Sioux City is a line of soft drinks manufactured and marketed by White Rock Beverages. The line debuted in 1971 with its Sarsaparilla variety, which was sold in both cans and bottles. In 1985, White Rock repackaged its Sioux City line with distinctive embossed bottles, helping the brand gain prominence in the emerging niche soft-drink market.

Sioux City "saloon style" soft drinks are available in a variety of flavors, including:

- Sarsaparilla - promoted on the label as "The Granddaddy of all Root Beers"
- Diet Sarsaparilla
- Root Beer
- Birch Beer
- Ginger Beer
- Cream Soda
- Black Cherry
- Orange Cream
- Prickly Pear
- Berry Berry - a mixture of blueberry and raspberry flavors
- Cherries 'n Mint

==Cultural references==
"Sioux City Sarsaparilla" is a song by Children of Bodom's Alexi Laiho from the Finnish Guitar Heroes compilation album.
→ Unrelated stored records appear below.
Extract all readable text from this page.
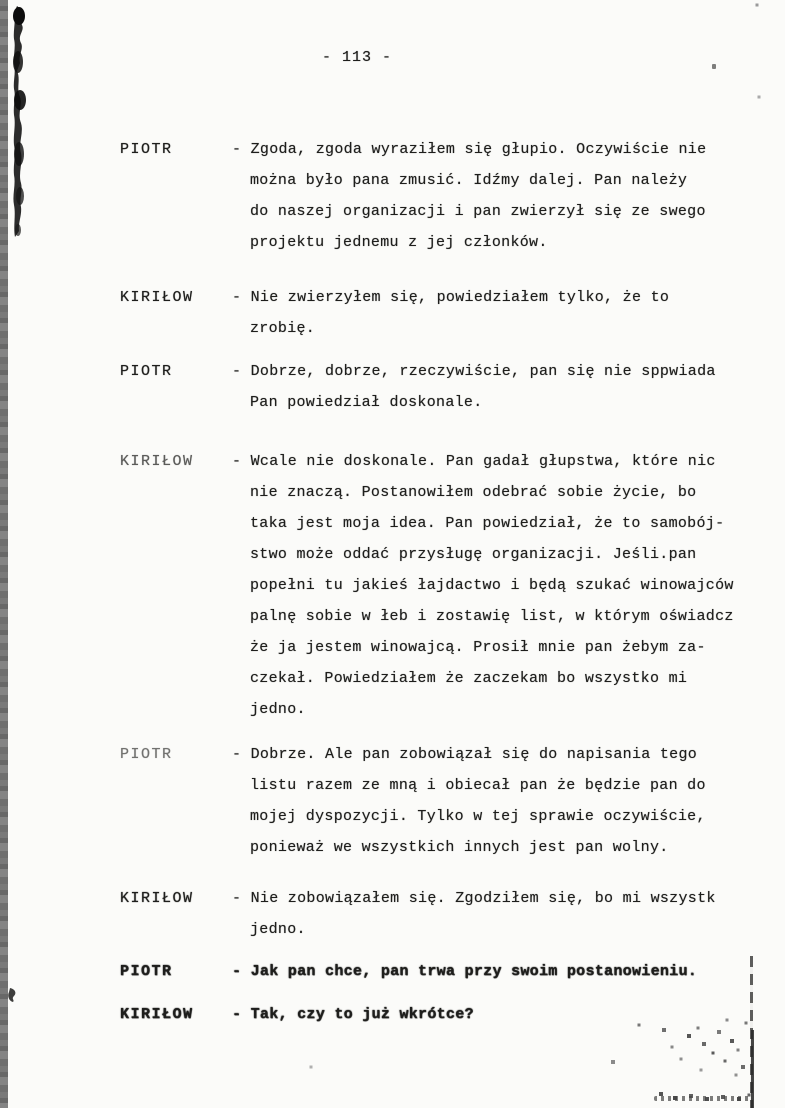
- 113 -
PIOTR	- Zgoda, zgoda wyraziłem się głupio. Oczywiście nie
można było pana zmusić. Idźmy dalej. Pan należy
do naszej organizacji i pan zwierzył się ze swego
projektu jednemu z jej członków.
KIRIŁOW	- Nie zwierzyłem się, powiedziałem tylko, że to
zrobię.
PIOTR	- Dobrze, dobrze, rzeczywiście, pan się nie sppwiada
Pan powiedział doskonale.
KIRIŁOW	- Wcale nie doskonale. Pan gadał głupstwa, które nic
nie znaczą. Postanowiłem odebrać sobie życie, bo
taka jest moja idea. Pan powiedział, że to samobój-
stwo może oddać przysługę organizacji. Jeśli.pan
popełni tu jakieś łajdactwo i będą szukać winowajców
palnę sobie w łeb i zostawię list, w którym oświadcz
że ja jestem winowajcą. Prosił mnie pan żebym za-
czekał. Powiedziałem że zaczekam bo wszystko mi
jedno.
PIOTR	- Dobrze. Ale pan zobowiązał się do napisania tego
listu razem ze mną i obiecał pan że będzie pan do
mojej dyspozycji. Tylko w tej sprawie oczywiście,
ponieważ we wszystkich innych jest pan wolny.
KIRIŁOW	- Nie zobowiązałem się. Zgodziłem się, bo mi wszystk
jedno.
PIOTR	- Jak pan chce, pan trwa przy swoim postanowieniu.
KIRIŁOW	- Tak, czy to już wkrótce?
In the film The Big Lebowski, when the Stranger (Sam Elliott) asks the bowling alley bartender, "You got any good sarsaparilla?", Gary the bartender replies, "Sioux City?" to which the Stranger responds, "That's a good one." The last line in the movie is the Stranger asking the bartender if he has "any more of that good sarsaparilla".